For all those predicting a brighter future or a post-pandemic doomsday, history shows that a return to normality is more likely, writes David Rudlin
A few weeks ago I was tidying my bookshelf and came across Michael Sorkin’s book All Over the Map, which I had forgotten I had (actually I may have borrowed it from a colleague – I promise to bring it back when the office reopens!). The book is a collection of his writings and in particular his columns for the Architectural Record magazine. Many of the pieces are about New York and they are full of his love of the city and the day-to-day gripes about the way it is being planned.
Only a few days after I had started reading these pieces, I woke up to an email from my friend Marianna in New York saying that Michael had died overnight, an early victim of covid-19. Marianna in her time has worked for both Urbed and Sorkin Studio and had arranged an interview with him only six months ago with my Urbed+ colleague Lucy Montague. The obituaries naturally focused on his architecture, but he was also a great, irascible, endlessly knowledgeable urbanist.

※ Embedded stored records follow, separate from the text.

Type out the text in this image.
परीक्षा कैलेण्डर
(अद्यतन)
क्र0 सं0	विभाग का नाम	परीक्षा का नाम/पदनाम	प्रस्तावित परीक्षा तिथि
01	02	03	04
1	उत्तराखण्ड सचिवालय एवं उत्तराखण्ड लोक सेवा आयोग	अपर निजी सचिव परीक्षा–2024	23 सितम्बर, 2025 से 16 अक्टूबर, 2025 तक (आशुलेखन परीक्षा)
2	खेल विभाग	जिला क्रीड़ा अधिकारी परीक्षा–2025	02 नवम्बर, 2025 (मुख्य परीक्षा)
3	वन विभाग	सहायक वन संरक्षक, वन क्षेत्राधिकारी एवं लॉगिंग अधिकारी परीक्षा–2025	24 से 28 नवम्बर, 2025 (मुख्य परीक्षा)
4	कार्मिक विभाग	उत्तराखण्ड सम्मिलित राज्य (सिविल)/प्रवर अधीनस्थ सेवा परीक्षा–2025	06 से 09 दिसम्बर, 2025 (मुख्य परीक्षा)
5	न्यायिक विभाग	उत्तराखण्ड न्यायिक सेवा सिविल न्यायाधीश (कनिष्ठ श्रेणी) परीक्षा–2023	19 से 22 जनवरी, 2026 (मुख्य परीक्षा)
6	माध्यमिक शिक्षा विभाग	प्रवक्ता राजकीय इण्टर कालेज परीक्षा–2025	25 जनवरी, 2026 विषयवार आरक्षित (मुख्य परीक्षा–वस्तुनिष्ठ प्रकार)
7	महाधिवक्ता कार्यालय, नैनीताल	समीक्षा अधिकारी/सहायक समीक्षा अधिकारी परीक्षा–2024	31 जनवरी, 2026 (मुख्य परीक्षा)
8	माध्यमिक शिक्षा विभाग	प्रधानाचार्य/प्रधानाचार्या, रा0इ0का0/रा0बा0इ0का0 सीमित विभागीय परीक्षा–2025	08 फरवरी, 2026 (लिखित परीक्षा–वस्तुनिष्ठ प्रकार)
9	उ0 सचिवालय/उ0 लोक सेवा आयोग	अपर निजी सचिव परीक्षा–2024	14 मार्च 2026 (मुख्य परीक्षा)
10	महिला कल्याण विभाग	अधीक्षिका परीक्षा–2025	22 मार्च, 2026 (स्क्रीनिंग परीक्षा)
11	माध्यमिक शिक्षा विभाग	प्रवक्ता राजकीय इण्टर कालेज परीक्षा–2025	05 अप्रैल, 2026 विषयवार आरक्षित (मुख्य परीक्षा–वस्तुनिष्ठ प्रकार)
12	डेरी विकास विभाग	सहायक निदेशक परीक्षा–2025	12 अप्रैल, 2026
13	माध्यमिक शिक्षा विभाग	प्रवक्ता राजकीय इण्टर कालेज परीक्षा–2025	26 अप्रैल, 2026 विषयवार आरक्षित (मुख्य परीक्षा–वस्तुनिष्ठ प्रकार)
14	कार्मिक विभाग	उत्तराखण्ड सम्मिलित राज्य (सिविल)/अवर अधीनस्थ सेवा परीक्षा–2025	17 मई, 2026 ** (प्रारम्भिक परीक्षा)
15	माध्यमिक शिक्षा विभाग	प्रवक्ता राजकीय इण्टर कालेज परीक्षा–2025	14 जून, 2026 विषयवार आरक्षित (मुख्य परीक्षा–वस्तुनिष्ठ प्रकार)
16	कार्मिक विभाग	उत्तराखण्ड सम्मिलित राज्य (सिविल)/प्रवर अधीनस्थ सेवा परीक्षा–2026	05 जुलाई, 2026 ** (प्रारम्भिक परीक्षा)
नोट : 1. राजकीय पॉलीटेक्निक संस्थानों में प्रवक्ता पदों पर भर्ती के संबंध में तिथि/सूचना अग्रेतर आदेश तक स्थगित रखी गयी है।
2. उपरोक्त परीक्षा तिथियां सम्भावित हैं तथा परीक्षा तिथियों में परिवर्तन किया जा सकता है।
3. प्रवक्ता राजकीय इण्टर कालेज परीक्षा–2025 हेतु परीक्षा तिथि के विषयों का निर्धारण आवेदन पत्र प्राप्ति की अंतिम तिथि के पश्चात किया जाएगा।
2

I recommend the book as reading for an urbanist in lockdown. Four weeks in and I’m really missing the real city, so the vicarious experience of reading about New York is some comfort. My pre-lockdown life used to involve a lot of time on trains, travelling down the west coast to London and to the towns and cities of the UK where I spent at least half of every week.
Zoom is all well and good for family and work, but what I miss is the life of these places, the impersonal crush of strangers: being in a pub, on a busy street and even sitting on a crowded train waiting for a signal to get into Sheffield. Social distancing, necessary as it is likely to be for many months to come, is hard for an urbanist.
There is a sequence of pieces in All Over the Map written post 9/11. Sorkin’s studio was only a few blocks from the World Trade Centre. The pieces fit particularly well with our current mood, a mixture of shock and disbelief shading into uncertainty about the future and gradually turning to thoughts of how the tragedy could be used to create a better society.
Our current situation has parallels as we are bombarded with blogs, webinars and articles about how everything will be different once the pandemic abates. How our new sense of community and collective purpose will allow us to tackle the climate emergency, address social inequality, bridge the north/south divide and build a better, more caring society. While we are at it, we can’t we also keep our air as clean as it is today, travel less, revive the high street and recognise the folly of windowless permitted development apartments? If the country can build hospitals in a week and find hundreds of billions of pounds to support business, then surely we can address the other big issues of our time?
Then there are those who worry that the pandemic will change everything for the worse. We will be plunged into a recession deeper than 2008, there will be a devastating toll on business, half of our creative organisations will go to the wall, the high street will be decimated, the housing crisis will be worse than ever, surveillance culture will take hold and the environment will be trashed in the rush to revive the economy.
There is also an urban aspect to this naysaying. Cities, after all, have been at the epicentre of the pandemic with London and New York particularly badly hit. This has a lot to do with density and concentrations of poverty, but it is also about my much-missed impersonal crush of strangers. There are articles saying that cities will never be the same: people won’t feel safe returning to a crowded restaurant or theatre and commuters will start travelling to work by car rather than risk public transport. We are told that home working and Zoom meetings will render physical travel unnecessary causing employers to re-evaluate their need for offices or city centre locations. A whole generation of late adopters has finally been forced to shop online and may never return to the high street. Similar arguments were made after 9/11: why would anyone locate in Manhattan given it was such an obvious target?
>> Also read: Michael Sorkin dies after contracting coronavirus
>> Also read Julia Park’s Learning from lockdown: What needs to change in housing?
As Sorkin concludes, the most likely outcome is that for better or worse things will go back to the way they were. On the one hand our best intentions, however fervently held, often fail to survive the transition back to normality. Positive change is certainly not a given and will be just as hard to achieve post-pandemic as it was before. On the other hand, our fear of the city is soon discounted by our short-term memory and outweighed by the city’s appeal and opportunities. I’m not sure whether this is a cause for optimism or pessimism but I for one look forward to once more being able to disappear into the crowd.